The contemporary soap in upheaval was not one distanced from the past, then, but one highly engaged with it, as shows like General Hospital and All My Children revisited old characters and plotlines from new vantage points. In the former case, GH explored the origins of its 1970s/80s blockbuster Supercouple, Luke and Laura, which began with his raping her; the 1998 storyline focuses on Luke’s reckoning with his own culpability and Laura articulating the trauma she has kept buried for so long. Meanwhile, the “un-abortion” plotline in All My Children reversed the cultural work of Erica Kane’s unapologetic reproductive decision; rather than terminate the pregnancy, it turned out that Erica’s doctor had stolen the embryo and implanted it in his wife, so the two could raise the child as their own. These two very different rewritings of soap opera yore signaled how much shows wanted to look back at their heydays, in order to capture the magic for a new viewer they did not fully understand.
With the advent of internet or “indie soaps” eligible for daytime awards — despite being able to stream them at any time of day or night — the future of the television soap remains indeterminate. Still, as a commercial art form, it soldiers on like a true soap diva: hair done, nails sharpened, memory long and vindictive as ever. And soaps’ continued impact on television form and narrative is unchanging, Levine writes that “the ‘docusoaps’ of reality television, the magazines and blogs of celebrity gossip, and even the self-fashioned appeal of the interpersonal drama and serialized storytelling… are legacies of soap opera and the ‘feminine competencies’ for which it has long trained and rewarded its viewers.”
The other day, I turned on General Hospital, which I’d never seen but which Levine calls her personal favorite.
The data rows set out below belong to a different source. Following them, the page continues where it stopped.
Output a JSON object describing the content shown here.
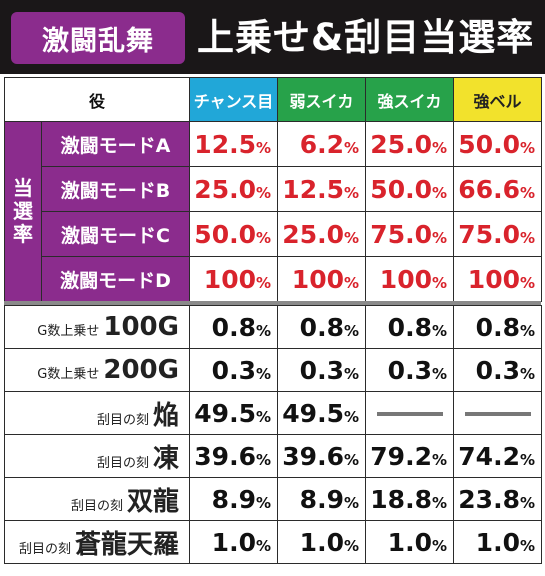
{
  "header": {
    "badge": "激闘乱舞",
    "title": "上乗せ&刮目当選率"
  },
  "columns": {
    "yaku": "役",
    "c1": "チャンス目",
    "c2": "弱スイカ",
    "c3": "強スイカ",
    "c4": "強ベル"
  },
  "side_label": [
    "当",
    "選",
    "率"
  ],
  "modes": [
    {
      "name": "激闘モードA",
      "v": [
        "12.5",
        "6.2",
        "25.0",
        "50.0"
      ]
    },
    {
      "name": "激闘モードB",
      "v": [
        "25.0",
        "12.5",
        "50.0",
        "66.6"
      ]
    },
    {
      "name": "激闘モードC",
      "v": [
        "50.0",
        "25.0",
        "75.0",
        "75.0"
      ]
    },
    {
      "name": "激闘モードD",
      "v": [
        "100",
        "100",
        "100",
        "100"
      ]
    }
  ],
  "unit": "%",
  "lower": [
    {
      "small": "G数上乗せ",
      "big": "100G",
      "v": [
        "0.8",
        "0.8",
        "0.8",
        "0.8"
      ]
    },
    {
      "small": "G数上乗せ",
      "big": "200G",
      "v": [
        "0.3",
        "0.3",
        "0.3",
        "0.3"
      ]
    },
    {
      "small": "刮目の刻",
      "big": "焔",
      "v": [
        "49.5",
        "49.5",
        null,
        null
      ]
    },
    {
      "small": "刮目の刻",
      "big": "凍",
      "v": [
        "39.6",
        "39.6",
        "79.2",
        "74.2"
      ]
    },
    {
      "small": "刮目の刻",
      "big": "双龍",
      "v": [
        "8.9",
        "8.9",
        "18.8",
        "23.8"
      ]
    },
    {
      "small": "刮目の刻",
      "big": "蒼龍天羅",
      "v": [
        "1.0",
        "1.0",
        "1.0",
        "1.0"
      ]
    }
  ],
  "colors": {
    "header_bg": "#1a1718",
    "purple": "#8b2c8d",
    "chance": "#21a7d8",
    "suika": "#27a24a",
    "bell": "#f2e22c",
    "red": "#d9232c"
  }
}
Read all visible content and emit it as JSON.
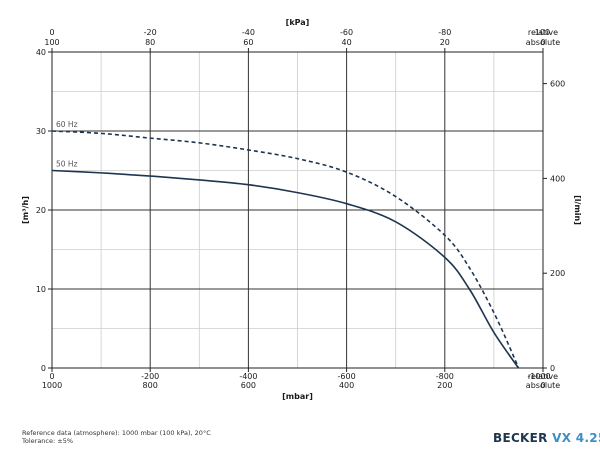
{
  "chart_data": {
    "type": "line",
    "y_left": {
      "label": "[m³/h]",
      "ticks": [
        "0",
        "10",
        "20",
        "30",
        "40"
      ],
      "range": [
        0,
        40
      ]
    },
    "y_right": {
      "label": "[l/min]",
      "ticks": [
        "0",
        "200",
        "400",
        "600"
      ],
      "range": [
        0,
        666.67
      ]
    },
    "x_bottom": {
      "label": "[mbar]",
      "relative": [
        "0",
        "-200",
        "-400",
        "-600",
        "-800",
        "relative"
      ],
      "absolute": [
        "1000",
        "800",
        "600",
        "400",
        "200",
        "absolute"
      ],
      "end_relative": "-1000",
      "end_absolute": "0",
      "range": [
        0,
        -1000
      ]
    },
    "x_top": {
      "label": "[kPa]",
      "relative": [
        "0",
        "-20",
        "-40",
        "-60",
        "-80",
        "relative"
      ],
      "absolute": [
        "100",
        "80",
        "60",
        "40",
        "20",
        "absolute"
      ],
      "end_relative": "-100",
      "end_absolute": "0"
    },
    "series": [
      {
        "name": "60 Hz",
        "style": "dashed",
        "points": [
          [
            0,
            30
          ],
          [
            -100,
            29.7
          ],
          [
            -200,
            29.1
          ],
          [
            -300,
            28.5
          ],
          [
            -400,
            27.6
          ],
          [
            -500,
            26.5
          ],
          [
            -600,
            24.8
          ],
          [
            -700,
            21.7
          ],
          [
            -800,
            16.8
          ],
          [
            -850,
            12.7
          ],
          [
            -900,
            7.0
          ],
          [
            -940,
            1.5
          ],
          [
            -950,
            0
          ]
        ]
      },
      {
        "name": "50 Hz",
        "style": "solid",
        "points": [
          [
            0,
            25
          ],
          [
            -100,
            24.7
          ],
          [
            -200,
            24.3
          ],
          [
            -300,
            23.8
          ],
          [
            -400,
            23.2
          ],
          [
            -500,
            22.2
          ],
          [
            -600,
            20.8
          ],
          [
            -700,
            18.5
          ],
          [
            -800,
            14.0
          ],
          [
            -850,
            10.0
          ],
          [
            -900,
            4.5
          ],
          [
            -950,
            0
          ]
        ]
      }
    ]
  },
  "footnote": {
    "reference": "Reference data (atmosphere): 1000 mbar (100 kPa), 20°C",
    "tolerance": "Tolerance: ±5%"
  },
  "brand": {
    "name": "BECKER",
    "model": "VX 4.25"
  },
  "colors": {
    "curve": "#1e3550",
    "grid_major": "#333333",
    "grid_minor": "#cccccc",
    "brand_accent": "#3d8fc4"
  }
}
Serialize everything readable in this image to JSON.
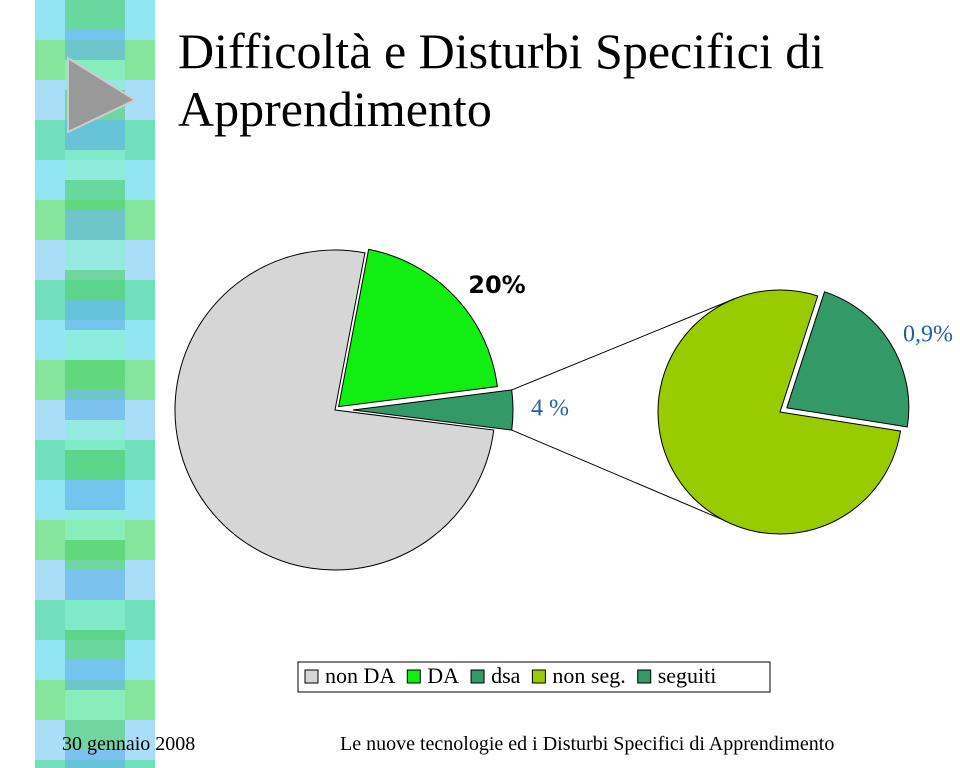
{
  "slide": {
    "title": "Difficoltà e Disturbi Specifici di Apprendimento",
    "footer_date": "30 gennaio 2008",
    "footer_text": "Le nuove tecnologie ed i Disturbi Specifici di Apprendimento"
  },
  "chart_data": {
    "type": "pie-of-pie",
    "pies": [
      {
        "categories": [
          "non DA",
          "DA",
          "dsa"
        ],
        "values": [
          76,
          20,
          4
        ],
        "value_labels": [
          null,
          "20%",
          "4 %"
        ],
        "colors": [
          "#d6d6d6",
          "#11ee11",
          "#339966"
        ]
      },
      {
        "categories": [
          "non seg.",
          "seguiti"
        ],
        "values": [
          3.1,
          0.9
        ],
        "value_labels": [
          null,
          "0,9%"
        ],
        "colors": [
          "#99cc00",
          "#339966"
        ]
      }
    ]
  }
}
What struck me most was not the number of teary-eyed close-ups or how often people eavesdropped on other people at doorways (the answer to both being: a lot). It was, instead, the show’s opening credits. It is a slideshow of faces, each woman’s face dropping down in front of a glowing background, like a pile of actress headshots tossed into a Keynote presentation. I was reminded of a conversation I had with a Guiding Light intern from the casting department. She raved about how much she was learning and how now she could tell, at a glance, “who looks daytime.”
I have wondered this often through the years: How do you look daytime? Do I look daytime? (Do I want to?) So many actors, from Mark Consuelos to Justin Hartley, Julianne Moore to Anne Heche, got their start on soaps, so it can’t be the contouring make-up or the impeccable spray-tan that makes someone a soap star. Maybe the answer can be found in that black binder from my Guiding Light days, or even farther — as far back as Irna Phillips’ initial efforts to find a visual language for the radio soap. What did fans want to look at when they saw their “stories” committed to the small screen? I suspect they wanted to gaze into the faces of these men and women and see what they had imagined from the radio broadcasts: their neighbors, their families, and themselves — usually, but not always, under great duress. All in a day’s work.